Haredi pragmatism is not a one-trick Oslo pony. Over in the grubby world of politics, religious MKs distinguish themselves by governing in the national interest. Anyone who spends time, as I have, in UTJ MK Moshe Gafni’s Knesset Finance Committee can see a highly-experienced lawmaker whose sole interest is to make Israel’s financial plumbing work. When then health minister Ya’acov Litzman legislated free dental care for kids, he had in mind Tomer from Tel Aviv as much as Yanky from Jerusalem.
For those brought up on a media version of haredi otherness, this may come as a surprise – but it shouldn’t. Haredim may not agree with the left- or right-wing versions of secular Zionism, but they are signed up for love and responsibility for the Jewish people and the Jewish future. That’s called moderation.
Perhaps secular Israel’s biggest source of anger against the haredi establishment is the Chief Rabbinate’s control over marriage and divorce. Maintaining that arrangement costs the haredi parties much political capital. The Shas Party routinely asks for the Interior Ministry in coalition negotiations, precisely to protect the Chief Rabbinate. This, despite growing calls within the haredi world to go for the Housing Ministry, which would enable politicians to focus on alleviating a severe housing crisis in the haredi sector.

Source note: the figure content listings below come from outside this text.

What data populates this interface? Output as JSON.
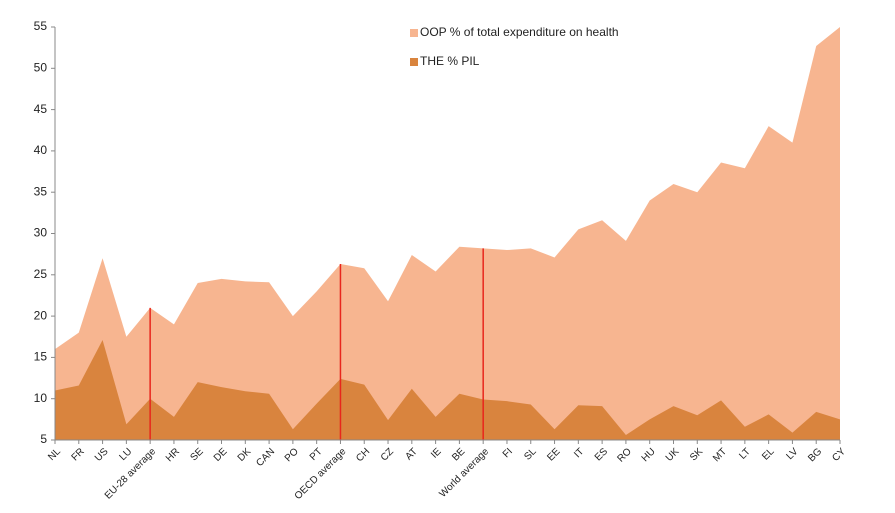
{
  "chart_data": {
    "type": "area",
    "categories": [
      "NL",
      "FR",
      "US",
      "LU",
      "EU-28 average",
      "HR",
      "SE",
      "DE",
      "DK",
      "CAN",
      "PO",
      "PT",
      "OECD average",
      "CH",
      "CZ",
      "AT",
      "IE",
      "BE",
      "World average",
      "FI",
      "SL",
      "EE",
      "IT",
      "ES",
      "RO",
      "HU",
      "UK",
      "SK",
      "MT",
      "LT",
      "EL",
      "LV",
      "BG",
      "CY"
    ],
    "series": [
      {
        "name": "OOP % of total expenditure on health",
        "color": "#f7b590",
        "values": [
          16,
          18,
          27,
          17.5,
          21,
          19,
          24,
          24.5,
          24.2,
          24.1,
          20,
          23,
          26.3,
          25.8,
          21.8,
          27.4,
          25.4,
          28.4,
          28.2,
          28,
          28.2,
          27.1,
          30.5,
          31.6,
          29.1,
          34,
          36,
          35,
          38.6,
          37.9,
          43,
          41,
          52.7,
          55
        ]
      },
      {
        "name": "THE % PIL",
        "color": "#d9843e",
        "values": [
          11,
          11.6,
          17.1,
          6.9,
          10,
          7.8,
          12,
          11.4,
          10.9,
          10.6,
          6.3,
          9.4,
          12.4,
          11.7,
          7.4,
          11.2,
          7.8,
          10.6,
          9.9,
          9.7,
          9.3,
          6.3,
          9.2,
          9.1,
          5.6,
          7.5,
          9.1,
          8,
          9.8,
          6.6,
          8.1,
          5.9,
          8.4,
          7.5
        ]
      }
    ],
    "ylim": [
      5,
      55
    ],
    "yticks": [
      5,
      10,
      15,
      20,
      25,
      30,
      35,
      40,
      45,
      50,
      55
    ],
    "grid": false
  }
}
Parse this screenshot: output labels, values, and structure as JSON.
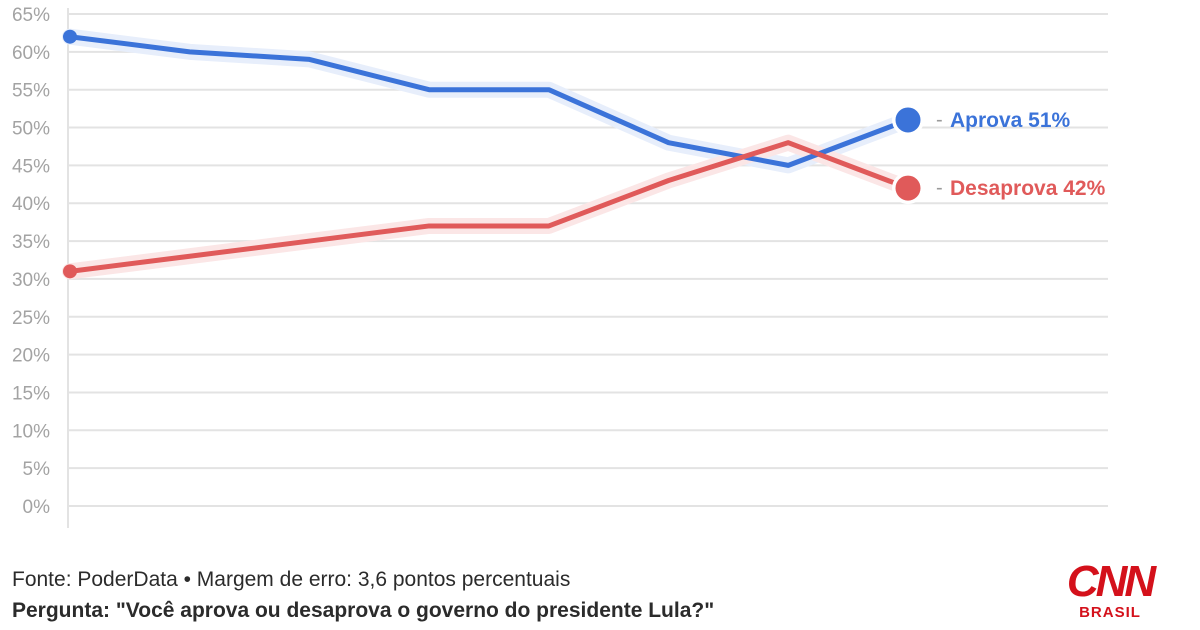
{
  "chart_data": {
    "type": "line",
    "x": [
      1,
      2,
      3,
      4,
      5,
      6,
      7,
      8
    ],
    "ylim": [
      0,
      65
    ],
    "y_ticks": [
      "0%",
      "5%",
      "10%",
      "15%",
      "20%",
      "25%",
      "30%",
      "35%",
      "40%",
      "45%",
      "50%",
      "55%",
      "60%",
      "65%"
    ],
    "grid": true,
    "series": [
      {
        "name": "Aprova",
        "end_label": "Aprova 51%",
        "color": "#3b73d9",
        "halo": "#e7eefb",
        "values": [
          62,
          60,
          59,
          55,
          55,
          48,
          45,
          51
        ]
      },
      {
        "name": "Desaprova",
        "end_label": "Desaprova 42%",
        "color": "#e05a5a",
        "halo": "#fbe6e6",
        "values": [
          31,
          33,
          35,
          37,
          37,
          43,
          48,
          42
        ]
      }
    ]
  },
  "footer": {
    "source": "Fonte: PoderData • Margem de erro: 3,6 pontos percentuais",
    "question": "Pergunta: \"Você aprova ou desaprova o governo do presidente Lula?\""
  },
  "logo": {
    "brand": "CNN",
    "sub": "BRASIL",
    "color": "#d4111b"
  }
}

Time and again, the status quo allows secularists to paint haredim as benighted theocrats bent on regulating ordinary peoples’ lives. As a matter of PR, it’s a spectacular own-goal. So why do they do it?
What it boils down to, once again, is responsibility for a Jewish future. Religious people would marry through the rabbinate anyway; but some secular Israelis wouldn’t. And a free-market in marriage would mean thousands of lives ruined as children face insurmountable halachic problems inflicted by their parents.
Protecting the integrity of the Jewish people inevitably turns the haredim into a political punching-bag – and it’s a price they knowingly pay. The word for that kind of responsibility is moderation, and it originates with the great rabbinic leaders with whom the haredi politicians consult.
Sadly, Israel’s secular-haredi friction won’t disappear anytime soon. A secular worldview can’t easily comprehend the centrality of Torah study to Jewish survival, or the uniqueness of Jewish marriage. So the haredi bashing will continue.
But one thing has to change: painting the haredim as extreme. The two words simply don’t belong together.
Whether on Israel’s crucial foreign or domestic policy issues, the haredim are in the moderate middle – and the country is all the better for them.
The writer is co-founder of ITV, a Jewish learning and community center in Tel Aviv, and a journalist at Mishpacha magazine.